The result is a breakthrough achievement for the way CG hair is rendered, using a blend of simulation and animation techniques to create a new 2D/3D aesthetic in keeping with Keane's vision. So no more worries about touching hair or cloth and out of control collisions.
This necessitated the revamping of the simulation engine developed for Bolt called Dynamic Wires, which added volume, sensuous twists, graceful turns, breaking strands and Rapunzel's trademark swoop in the front. The technical team animated 147 different tubes representing the structure of the hair, which would then be rendered into a final image with up to 140,000 individual strands of hair.
In addition, several new tools were written for hair interaction, motion control and interpolation, volume rendering and a new shading algorithm design to provide more of a real world look to the hair. In fact, they rewrote their RenderMan shader system from scratch. There was even a new hair rig for greater control in animation.
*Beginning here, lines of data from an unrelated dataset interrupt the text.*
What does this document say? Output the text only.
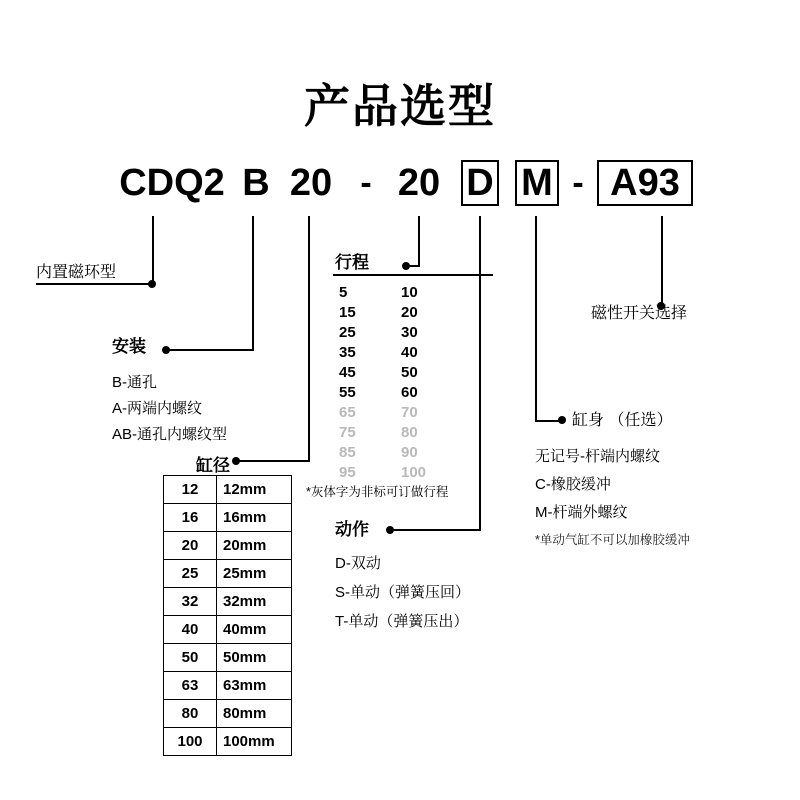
产品选型
CDQ2 B 20 - 20 D M - A93
内置磁环型
安装
B-通孔
A-两端内螺纹
AB-通孔内螺纹型
缸径
12	12mm
16	16mm
20	20mm
25	25mm
32	32mm
40	40mm
50	50mm
63	63mm
80	80mm
100	100mm
行程
5	10
15	20
25	30
35	40
45	50
55	60
65	70
75	80
85	90
95	100
*灰体字为非标可订做行程
动作
D-双动
S-单动（弹簧压回）
T-单动（弹簧压出）
缸身 （任选）
无记号-杆端内螺纹
C-橡胶缓冲
M-杆端外螺纹
*单动气缸不可以加橡胶缓冲
磁性开关选择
And when Rapunzel's magical hair glowed, that was created by the effects department in collaboration with Look Dev TD Lewis Siegel. The glow was based on an occlusion pass and they also did a fiber-optic effect where light went right down the individual strands and washed through the entire hair. But then that glow had to interact with the characters and environments. The lighting department, for instance, was given a composite graph comprised of effects and animation that was incorporated into its graph. Lighting would also use point clouds combined with hand-placed lights to generate, say, diffuse lighting from the hair onto the characters.